Grieving Andanappa Yalagi said that altering the legislation would “save the lives of so many women in the future”.
Mr Yalagi’s 31-year-old daughter was 17 weeks pregnant when she died at Galway University Hospital on October 28 after suffering a miscarriage and septicaemia.
Her husband Praveen alleged his wife, who is a dentist, pleaded with doctors to perform a medical termination.
Doctors are said to have denied her requests because the foetus’s heartbeat was present — reportedly telling her: “This is a Catholic country.”
In an interview with the Observer, Mr Yalagi added his voice to a growing number of calls urging the Dublin government to reform complex abortion laws.
Addressing Mr Kenny, he said: “Sir, please change your law and take consideration of humanity.
“Please change the law on abortion, which will help to save the lives of so many women in the future.”
Mr Yalagi also called on the Indian government to take up the issue with their Irish counterparts.

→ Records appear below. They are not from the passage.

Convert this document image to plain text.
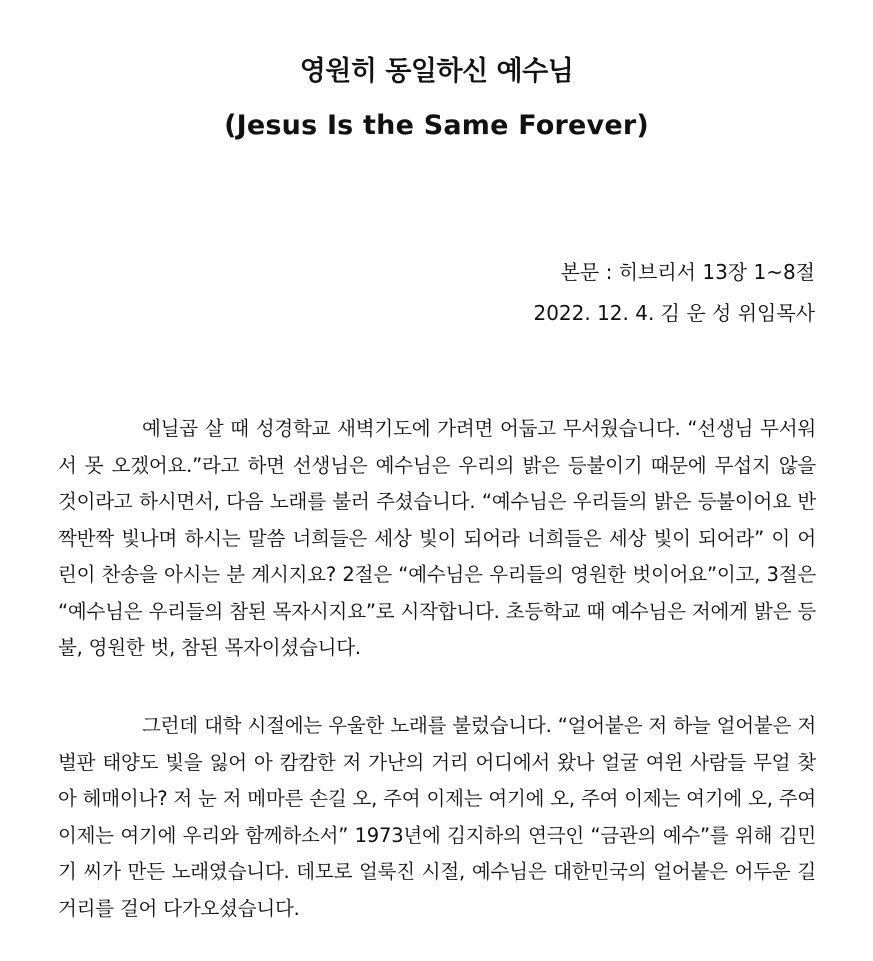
영원히 동일하신 예수님
(Jesus Is the Same Forever)
본문 : 히브리서 13장 1~8절
2022. 12. 4. 김 운 성 위임목사

예닐곱 살 때 성경학교 새벽기도에 가려면 어둡고 무서웠습니다. “선생님 무서워서 못 오겠어요.”라고 하면 선생님은 예수님은 우리의 밝은 등불이기 때문에 무섭지 않을 것이라고 하시면서, 다음 노래를 불러 주셨습니다. “예수님은 우리들의 밝은 등불이어요 반짝반짝 빛나며 하시는 말씀 너희들은 세상 빛이 되어라 너희들은 세상 빛이 되어라” 이 어린이 찬송을 아시는 분 계시지요? 2절은 “예수님은 우리들의 영원한 벗이어요”이고, 3절은 “예수님은 우리들의 참된 목자시지요”로 시작합니다. 초등학교 때 예수님은 저에게 밝은 등불, 영원한 벗, 참된 목자이셨습니다.

그런데 대학 시절에는 우울한 노래를 불렀습니다. “얼어붙은 저 하늘 얼어붙은 저 벌판 태양도 빛을 잃어 아 캄캄한 저 가난의 거리 어디에서 왔나 얼굴 여윈 사람들 무얼 찾아 헤매이나? 저 눈 저 메마른 손길 오, 주여 이제는 여기에 오, 주여 이제는 여기에 오, 주여 이제는 여기에 우리와 함께하소서” 1973년에 김지하의 연극인 “금관의 예수”를 위해 김민기 씨가 만든 노래였습니다. 데모로 얼룩진 시절, 예수님은 대한민국의 얼어붙은 어두운 길거리를 걸어 다가오셨습니다.
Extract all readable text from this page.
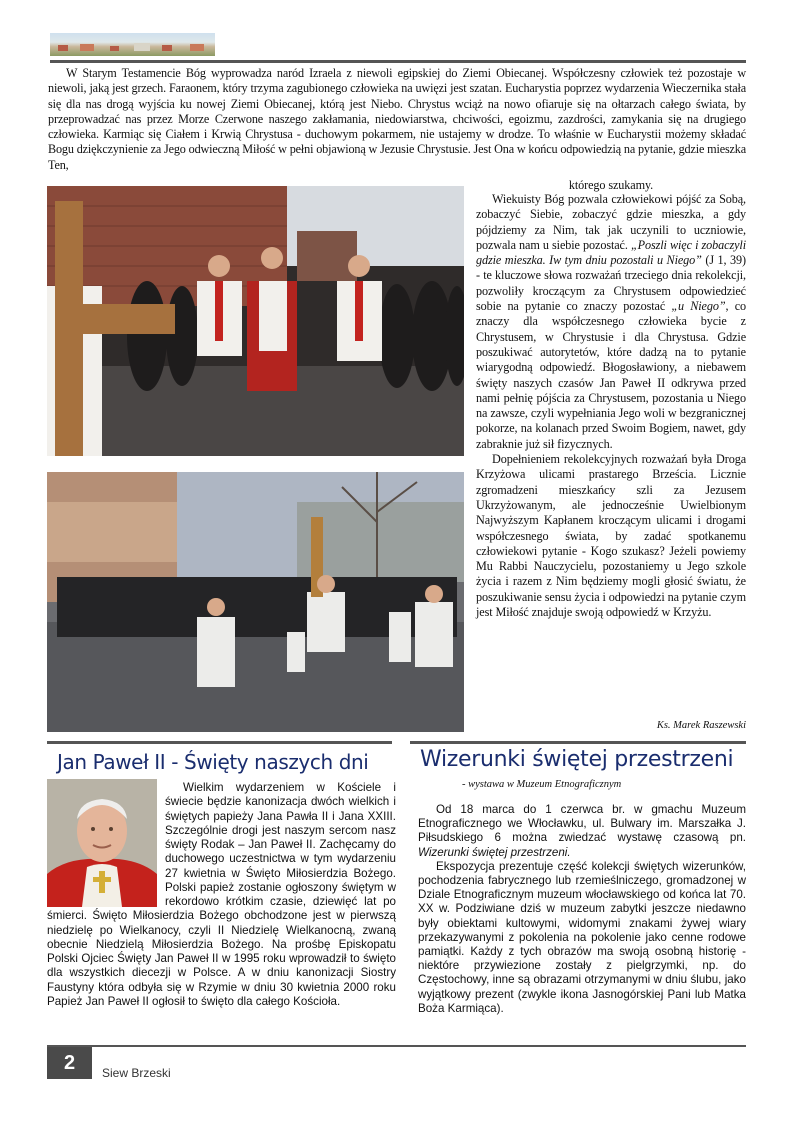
W Starym Testamencie Bóg wyprowadza naród Izraela z niewoli egipskiej do Ziemi Obiecanej. Współczesny człowiek też pozostaje w niewoli, jaką jest grzech. Faraonem, który trzyma zagubionego człowieka na uwięzi jest szatan. Eucharystia poprzez wydarzenia Wieczernika stała się dla nas drogą wyjścia ku nowej Ziemi Obiecanej, którą jest Niebo. Chrystus wciąż na nowo ofiaruje się na ołtarzach całego świata, by przeprowadzać nas przez Morze Czerwone naszego zakłamania, niedowiarstwa, chciwości, egoizmu, zazdrości, zamykania się na drugiego człowieka. Karmiąc się Ciałem i Krwią Chrystusa - duchowym pokarmem, nie ustajemy w drodze. To właśnie w Eucharystii możemy składać Bogu dziękczynienie za Jego odwieczną Miłość w pełni objawioną w Jezusie Chrystusie. Jest Ona w końcu odpowiedzią na pytanie, gdzie mieszka Ten,

którego szukamy.

Wiekuisty Bóg pozwala człowiekowi pójść za Sobą, zobaczyć Siebie, zobaczyć gdzie mieszka, a gdy pójdziemy za Nim, tak jak uczynili to uczniowie, pozwala nam u siebie pozostać. „Poszli więc i zobaczyli gdzie mieszka. Iw tym dniu pozostali u Niego” (J 1, 39) - te kluczowe słowa rozważań trzeciego dnia rekolekcji, pozwoliły kroczącym za Chrystusem odpowiedzieć sobie na pytanie co znaczy pozostać „u Niego”, co znaczy dla współczesnego człowieka bycie z Chrystusem, w Chrystusie i dla Chrystusa. Gdzie poszukiwać autorytetów, które dadzą na to pytanie wiarygodną odpowiedź. Błogosławiony, a niebawem święty naszych czasów Jan Paweł II odkrywa przed nami pełnię pójścia za Chrystusem, pozostania u Niego na zawsze, czyli wypełniania Jego woli w bezgranicznej pokorze, na kolanach przed Swoim Bogiem, nawet, gdy zabraknie już sił fizycznych.

Dopełnieniem rekolekcyjnych rozważań była Droga Krzyżowa ulicami prastarego Brześcia. Licznie zgromadzeni mieszkańcy szli za Jezusem Ukrzyżowanym, ale jednocześnie Uwielbionym Najwyższym Kapłanem kroczącym ulicami i drogami współczesnego świata, by zadać spotkanemu człowiekowi pytanie - Kogo szukasz? Jeżeli powiemy Mu Rabbi Nauczycielu, pozostaniemy u Jego szkole życia i razem z Nim będziemy mogli głosić światu, że poszukiwanie sensu życia i odpowiedzi na pytanie czym jest Miłość znajduje swoją odpowiedź w Krzyżu.

Ks. Marek Raszewski
Jan Paweł II - Święty naszych dni

Wielkim wydarzeniem w Kościele i świecie będzie kanonizacja dwóch wielkich i świętych papieży Jana Pawła II i Jana XXIII. Szczególnie drogi jest naszym sercom nasz święty Rodak – Jan Paweł II. Zachęcamy do duchowego uczestnictwa w tym wydarzeniu 27 kwietnia w Święto Miłosierdzia Bożego. Polski papież zostanie ogłoszony świętym w rekordowo krótkim czasie, dziewięć lat po śmierci. Święto Miłosierdzia Bożego obchodzone jest w pierwszą niedzielę po Wielkanocy, czyli II Niedzielę Wielkanocną, zwaną obecnie Niedzielą Miłosierdzia Bożego. Na prośbę Episkopatu Polski Ojciec Święty Jan Paweł II w 1995 roku wprowadził to święto dla wszystkich diecezji w Polsce. A w dniu kanonizacji Siostry Faustyny która odbyła się w Rzymie w dniu 30 kwietnia 2000 roku Papież Jan Paweł II ogłosił to święto dla całego Kościoła.

Wizerunki świętej przestrzeni
- wystawa w Muzeum Etnograficznym

Od 18 marca do 1 czerwca br. w gmachu Muzeum Etnograficznego we Włocławku, ul. Bulwary im. Marszałka J. Piłsudskiego 6 można zwiedzać wystawę czasową pn. Wizerunki świętej przestrzeni.

Ekspozycja prezentuje część kolekcji świętych wizerunków, pochodzenia fabrycznego lub rzemieślniczego, gromadzonej w Dziale Etnograficznym muzeum włocławskiego od końca lat 70. XX w. Podziwiane dziś w muzeum zabytki jeszcze niedawno były obiektami kultowymi, widomymi znakami żywej wiary przekazywanymi z pokolenia na pokolenie jako cenne rodowe pamiątki. Każdy z tych obrazów ma swoją osobną historię - niektóre przywiezione zostały z pielgrzymki, np. do Częstochowy, inne są obrazami otrzymanymi w dniu ślubu, jako wyjątkowy prezent (zwykle ikona Jasnogórskiej Pani lub Matka Boża Karmiąca).

2	Siew Brzeski
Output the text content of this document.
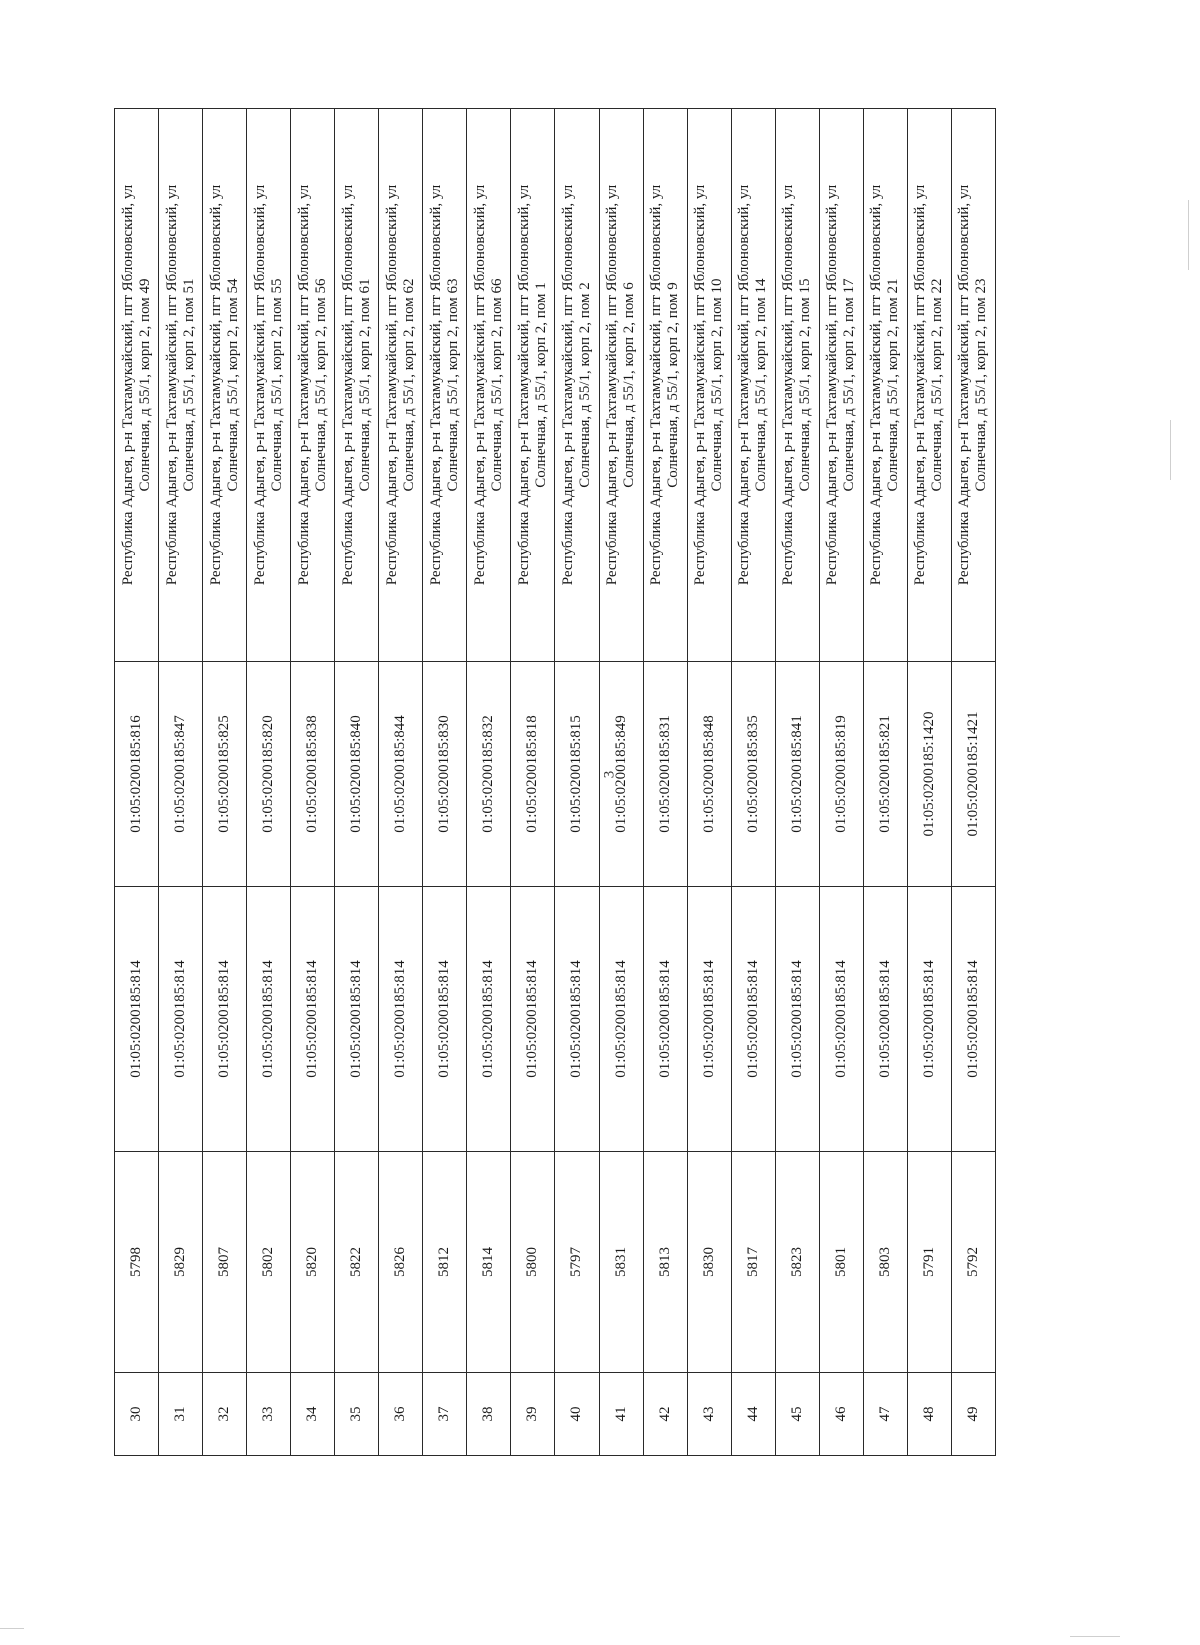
30	5798	01:05:0200185:814	01:05:0200185:816	Республика Адыгея, р-н Тахтамукайский, пгт Яблоновский, ул Солнечная, д 55/1, корп 2, пом 49

31	5829	01:05:0200185:814	01:05:0200185:847	Республика Адыгея, р-н Тахтамукайский, пгт Яблоновский, ул Солнечная, д 55/1, корп 2, пом 51

32	5807	01:05:0200185:814	01:05:0200185:825	Республика Адыгея, р-н Тахтамукайский, пгт Яблоновский, ул Солнечная, д 55/1, корп 2, пом 54

33	5802	01:05:0200185:814	01:05:0200185:820	Республика Адыгея, р-н Тахтамукайский, пгт Яблоновский, ул Солнечная, д 55/1, корп 2, пом 55

34	5820	01:05:0200185:814	01:05:0200185:838	Республика Адыгея, р-н Тахтамукайский, пгт Яблоновский, ул Солнечная, д 55/1, корп 2, пом 56

35	5822	01:05:0200185:814	01:05:0200185:840	Республика Адыгея, р-н Тахтамукайский, пгт Яблоновский, ул Солнечная, д 55/1, корп 2, пом 61

36	5826	01:05:0200185:814	01:05:0200185:844	Республика Адыгея, р-н Тахтамукайский, пгт Яблоновский, ул Солнечная, д 55/1, корп 2, пом 62

37	5812	01:05:0200185:814	01:05:0200185:830	Республика Адыгея, р-н Тахтамукайский, пгт Яблоновский, ул Солнечная, д 55/1, корп 2, пом 63

38	5814	01:05:0200185:814	01:05:0200185:832	Республика Адыгея, р-н Тахтамукайский, пгт Яблоновский, ул Солнечная, д 55/1, корп 2, пом 66

39	5800	01:05:0200185:814	01:05:0200185:818	Республика Адыгея, р-н Тахтамукайский, пгт Яблоновский, ул Солнечная, д 55/1, корп 2, пом 1

40	5797	01:05:0200185:814	01:05:0200185:815	Республика Адыгея, р-н Тахтамукайский, пгт Яблоновский, ул Солнечная, д 55/1, корп 2, пом 2

41	5831	01:05:0200185:814	01:05:0200185:849	Республика Адыгея, р-н Тахтамукайский, пгт Яблоновский, ул Солнечная, д 55/1, корп 2, пом 6

42	5813	01:05:0200185:814	01:05:0200185:831	Республика Адыгея, р-н Тахтамукайский, пгт Яблоновский, ул Солнечная, д 55/1, корп 2, пом 9

43	5830	01:05:0200185:814	01:05:0200185:848	Республика Адыгея, р-н Тахтамукайский, пгт Яблоновский, ул Солнечная, д 55/1, корп 2, пом 10

44	5817	01:05:0200185:814	01:05:0200185:835	Республика Адыгея, р-н Тахтамукайский, пгт Яблоновский, ул Солнечная, д 55/1, корп 2, пом 14

45	5823	01:05:0200185:814	01:05:0200185:841	Республика Адыгея, р-н Тахтамукайский, пгт Яблоновский, ул Солнечная, д 55/1, корп 2, пом 15

46	5801	01:05:0200185:814	01:05:0200185:819	Республика Адыгея, р-н Тахтамукайский, пгт Яблоновский, ул Солнечная, д 55/1, корп 2, пом 17

47	5803	01:05:0200185:814	01:05:0200185:821	Республика Адыгея, р-н Тахтамукайский, пгт Яблоновский, ул Солнечная, д 55/1, корп 2, пом 21

48	5791	01:05:0200185:814	01:05:0200185:1420	Республика Адыгея, р-н Тахтамукайский, пгт Яблоновский, ул Солнечная, д 55/1, корп 2, пом 22

49	5792	01:05:0200185:814	01:05:0200185:1421	Республика Адыгея, р-н Тахтамукайский, пгт Яблоновский, ул Солнечная, д 55/1, корп 2, пом 23
3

“We want the government of India to put pressure on Ireland to change the law so that this cannot happen in the future,” he said.
Mr Yalagi revealed that he and his wife are considering legal action against the hospital and said that no health officials or anyone from the Irish government had been in touch with them to express any remorse.
Ireland’s ambassador to India met with government and opposition figures in New Delhi on Friday to ease concerns over the death.
The tragedy comes 20 years after a separate controversial abortion case split the country and two years since European judges called for clear direction on when a termination is legal.
The Galway-Roscommon University Hospitals Group and the Health Service Executive’s (HSE) national accident management team announced two separate investigations into Mrs Halappanavar’s death, which sent waves through the Irish parliament and caused a 2,000-strong protest on its doorstep when it emerged last week.
Chiefs at the hospital expect to finish its review within the next three months.
Meanwhile, a separate report from a 14-member expert group advising the Government on abortion - in the wake of the European Court of Human Rights ruling - landed on the health minister’s desk last week.
The Taoiseach said the Cabinet will examine the expert group’s findings before a response is given to the court judgment on or before November 30.